How could this body of scientific knowledge have been overlooked for so long? The reason is that it is scattered across the publication outlets of numerous disciplines, and this literature has never been comprehensively gathered and integratively reviewed in a central place. Doing so has been a principal project for Jon Krosnick during the past twenty years. In doing this work, he has discovered the emergence of general principles of optimal questionnaire design that are often at variance with common practices in questionnaire construction. And in many cases, these departures in practice have reduced the accuracy of collected data, even though other question forms could easily have been employed instead that would have avoided bias and improved precision of measurement.
Because of the complexity of this literature, it does not yield a short and simple list of rules to guide every decision to be made by a questionnaire designer, each supported by a few documentary references, and each obviously justified by all relevant studies. The issues addressed are multifaceted, and many are still in the process of being resolved by innovative and creative new research. But there is a great deal of richness in the existing literature that provides useful guidance for scholars interested in maximizing the reliability, validity, and efficiency of the measurement instruments they employ in their research. Reviewing this literature and its implications is the focus of the two-day course.
Goals of the two-day course
The two-day course serves many purposes. First and foremost, it educates participants about the optimal techniques for questionnaire design, for guarding against measurement artifacts, and for analyzing data in order to overcome the biasing impact of such artifacts. And because the huge accumulated literature on questionnaire design does not provide guidance to researchers about how to handle every decision they will face, the second and equally important goal of the course is to teach participants a new way of thinking about questionnaire design, rooted in psychology. The aim is to get researchers into the heads of their respondents in a way that few have done before. By gaining insight into how respondents approach their tasks of interpreting questions, searching their memories for information, integrating that information into judgments, and expressing those judgments in words, workshop participants will begin to develop skills that will help them to mange design issues for which there are not yet formal rules.
In addition to helping participants to design better questionnaires, the two-day course will equip analysts of questionnaire data to look from a new perspective as they evaluate the meaning of their findings, knowing how measurement artifacts can lead them astray.
Audience
The two-day course will be engaging and useful for participants with a wide variety of backgrounds.

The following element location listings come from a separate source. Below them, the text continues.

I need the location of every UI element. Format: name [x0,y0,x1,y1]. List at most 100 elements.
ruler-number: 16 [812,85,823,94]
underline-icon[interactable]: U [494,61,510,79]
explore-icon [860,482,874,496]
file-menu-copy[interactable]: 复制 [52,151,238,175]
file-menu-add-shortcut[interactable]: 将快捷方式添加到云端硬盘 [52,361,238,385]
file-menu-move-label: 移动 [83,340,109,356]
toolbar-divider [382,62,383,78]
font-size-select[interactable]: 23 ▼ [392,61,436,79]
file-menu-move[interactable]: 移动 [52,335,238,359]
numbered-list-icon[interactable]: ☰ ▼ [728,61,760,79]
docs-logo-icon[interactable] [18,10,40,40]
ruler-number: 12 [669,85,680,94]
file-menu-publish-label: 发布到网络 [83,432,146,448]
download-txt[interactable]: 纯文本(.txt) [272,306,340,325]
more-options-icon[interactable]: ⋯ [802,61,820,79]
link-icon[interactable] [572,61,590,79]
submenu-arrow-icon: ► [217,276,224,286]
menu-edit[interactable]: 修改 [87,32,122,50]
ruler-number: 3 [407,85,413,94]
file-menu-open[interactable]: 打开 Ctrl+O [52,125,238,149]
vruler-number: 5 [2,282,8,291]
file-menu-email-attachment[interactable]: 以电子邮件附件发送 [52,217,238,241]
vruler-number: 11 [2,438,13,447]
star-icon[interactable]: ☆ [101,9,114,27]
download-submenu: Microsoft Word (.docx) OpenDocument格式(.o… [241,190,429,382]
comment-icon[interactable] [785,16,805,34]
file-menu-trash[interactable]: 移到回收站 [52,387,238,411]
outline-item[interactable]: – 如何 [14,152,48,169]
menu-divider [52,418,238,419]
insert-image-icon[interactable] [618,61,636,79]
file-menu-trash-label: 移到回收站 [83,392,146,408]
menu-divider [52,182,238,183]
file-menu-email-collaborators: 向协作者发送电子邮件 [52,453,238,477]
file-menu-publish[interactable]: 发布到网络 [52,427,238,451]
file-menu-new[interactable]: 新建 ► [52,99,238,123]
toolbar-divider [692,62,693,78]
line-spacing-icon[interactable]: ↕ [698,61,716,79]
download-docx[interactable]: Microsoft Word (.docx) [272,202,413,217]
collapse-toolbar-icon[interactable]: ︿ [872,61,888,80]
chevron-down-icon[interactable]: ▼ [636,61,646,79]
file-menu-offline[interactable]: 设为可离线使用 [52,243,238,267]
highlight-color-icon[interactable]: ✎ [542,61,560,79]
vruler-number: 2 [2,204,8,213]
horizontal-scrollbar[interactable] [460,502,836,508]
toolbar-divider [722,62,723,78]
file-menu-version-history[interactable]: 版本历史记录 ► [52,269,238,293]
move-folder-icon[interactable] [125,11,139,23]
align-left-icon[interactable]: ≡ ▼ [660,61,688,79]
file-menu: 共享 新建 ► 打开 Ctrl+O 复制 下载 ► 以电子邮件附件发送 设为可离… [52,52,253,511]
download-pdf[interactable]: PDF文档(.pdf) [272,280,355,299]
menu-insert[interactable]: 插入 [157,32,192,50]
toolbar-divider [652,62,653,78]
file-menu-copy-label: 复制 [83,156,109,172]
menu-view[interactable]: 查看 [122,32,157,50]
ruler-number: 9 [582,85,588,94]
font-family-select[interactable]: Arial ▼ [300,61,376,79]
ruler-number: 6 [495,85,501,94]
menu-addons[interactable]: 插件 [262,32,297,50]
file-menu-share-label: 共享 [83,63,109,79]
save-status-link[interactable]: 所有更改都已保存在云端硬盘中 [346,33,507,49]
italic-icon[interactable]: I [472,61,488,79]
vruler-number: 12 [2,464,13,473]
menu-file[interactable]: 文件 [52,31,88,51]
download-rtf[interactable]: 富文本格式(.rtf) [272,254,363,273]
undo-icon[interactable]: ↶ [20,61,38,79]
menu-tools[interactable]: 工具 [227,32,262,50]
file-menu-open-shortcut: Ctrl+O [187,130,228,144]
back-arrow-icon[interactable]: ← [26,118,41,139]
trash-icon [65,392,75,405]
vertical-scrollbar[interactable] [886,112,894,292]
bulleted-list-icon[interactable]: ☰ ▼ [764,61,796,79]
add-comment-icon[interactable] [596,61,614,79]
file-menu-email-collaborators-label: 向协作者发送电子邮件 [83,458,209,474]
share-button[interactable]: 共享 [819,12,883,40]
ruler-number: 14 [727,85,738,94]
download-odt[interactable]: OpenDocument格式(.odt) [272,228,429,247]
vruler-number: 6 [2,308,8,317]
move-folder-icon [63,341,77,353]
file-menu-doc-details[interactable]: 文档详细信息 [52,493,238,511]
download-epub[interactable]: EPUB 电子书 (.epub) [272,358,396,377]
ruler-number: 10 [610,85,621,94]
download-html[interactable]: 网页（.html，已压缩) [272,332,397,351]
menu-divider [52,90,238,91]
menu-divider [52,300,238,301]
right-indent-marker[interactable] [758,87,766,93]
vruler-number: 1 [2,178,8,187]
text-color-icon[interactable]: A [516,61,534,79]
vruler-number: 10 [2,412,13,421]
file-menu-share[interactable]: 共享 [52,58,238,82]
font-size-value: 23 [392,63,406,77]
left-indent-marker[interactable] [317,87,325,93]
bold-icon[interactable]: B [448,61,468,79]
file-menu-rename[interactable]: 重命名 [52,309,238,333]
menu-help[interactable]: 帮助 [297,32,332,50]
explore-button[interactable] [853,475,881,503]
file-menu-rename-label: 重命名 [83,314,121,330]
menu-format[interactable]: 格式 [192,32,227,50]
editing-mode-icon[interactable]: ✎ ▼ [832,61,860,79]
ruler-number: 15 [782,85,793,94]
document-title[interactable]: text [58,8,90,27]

In the academic world, questionnaire designers and analysts of questionnaire data can be found throughout the social sciences. Such scholars work in political science, psychology, sociology, economics, communication, health, business, law, journalism, anthropology, the health professions, business, and many other disciplines. Individuals from all of these areas of the field would find this course useful for improving their work.
Outside of academia, researchers at marketing and advertising firms, survey research firms, the news media, consulting companies, the research arms of government, and research departments of manufacturing and service corporations all routinely design questionnaires and use questionnaire data.
In short, whether a researcher uses questionnaires in laboratory experiments involving 50 participants or in large-scale representative sample surveys of tens of thousands of respondents or simply reads and interprets questionnaire-based data collected by others, this course is intended to help him or her do better work.
During twenty years of experience teaching this workshop, it has become clear that participants benefit no matter what their level of expertise and experience with questionnaire design and data analysis. For people who are new to questionnaire design, this can be an introduction to design issues they had never thought much about before. For people with a great deal of questionnaire design experience, the workshop challenges many of their long-standing assumptions and energizes their high-level thinking about the questionnaire response process, often leading them to become leaders in advancing our growing understanding of this phenomenon.